Why it appears on a CT or MRI report
MRI of the elbow can directly show ulnar nerve irritation, appearing as a thickened or swollen nerve with brighter signal than expected, sometimes alongside fluid or a structural cause of compression such as a ganglion cyst, thickened tissue band, or bone spur within the tunnel. The report usually describes the nerve's caliber and signal, its exact position relative to the bony groove (since the nerve can subluxate, or slip in and out of the groove, with elbow movement), and any mass or structural narrowing found nearby. Nerve conduction studies, done separately from imaging, are often used alongside MRI to confirm how well the nerve is conducting signals.
What it usually means
Cubital tunnel syndrome is the second most common nerve compression problem in the arm, after carpal tunnel syndrome. It typically causes tingling or numbness in the ring and little fingers, sometimes worsened by bending the elbow, such as while sleeping or talking on the phone, and can progress to weakness or clumsiness in the hand — trouble with fine tasks like buttoning a shirt or a weakening grip — if compression continues over time. Many mild cases improve with activity changes, padding, and avoiding prolonged elbow flexion. More persistent, painful, or weakness-causing cases may need splinting, physical therapy, or, if conservative measures fail or there is visible muscle wasting, surgery to release or reposition the nerve.
When to follow up
See a doctor, hand surgeon, or neurologist if you notice ongoing tingling or numbness in the ring and little fingers, elbow discomfort with bending, or hand weakness, especially if it's affecting grip strength or fine motor tasks. Earlier evaluation tends to lead to better recovery, since prolonged, severe compression can cause muscle wasting in the hand that doesn't fully reverse even after the nerve is decompressed. Sudden, severe weakness or loss of sensation deserves prompt medical attention to rule out a more urgent nerve or spinal cause.

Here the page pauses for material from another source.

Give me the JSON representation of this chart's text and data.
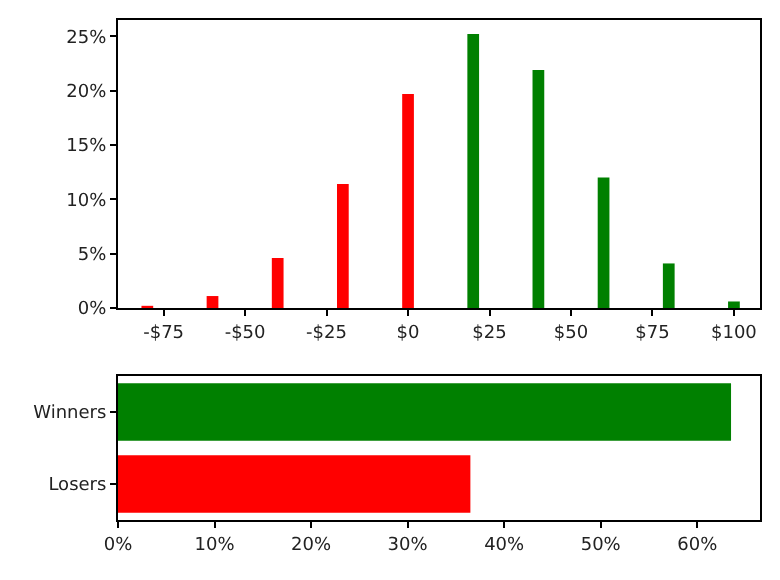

A plain-language way to picture it
Picture the ulnar nerve as a garden hose running through a narrow gap between a fence post and a wall at the elbow — every time you bend your arm, that gap tightens slightly around the hose. Do that occasionally and the hose is fine, but lean on it, bend it repeatedly, or let something narrow the gap further, and the hose gets pinched more and more, so less "water" — nerve signal — gets through to the far end. That's why easing up on the pressure and bending, at least for a while, is usually the first and most effective step toward relief.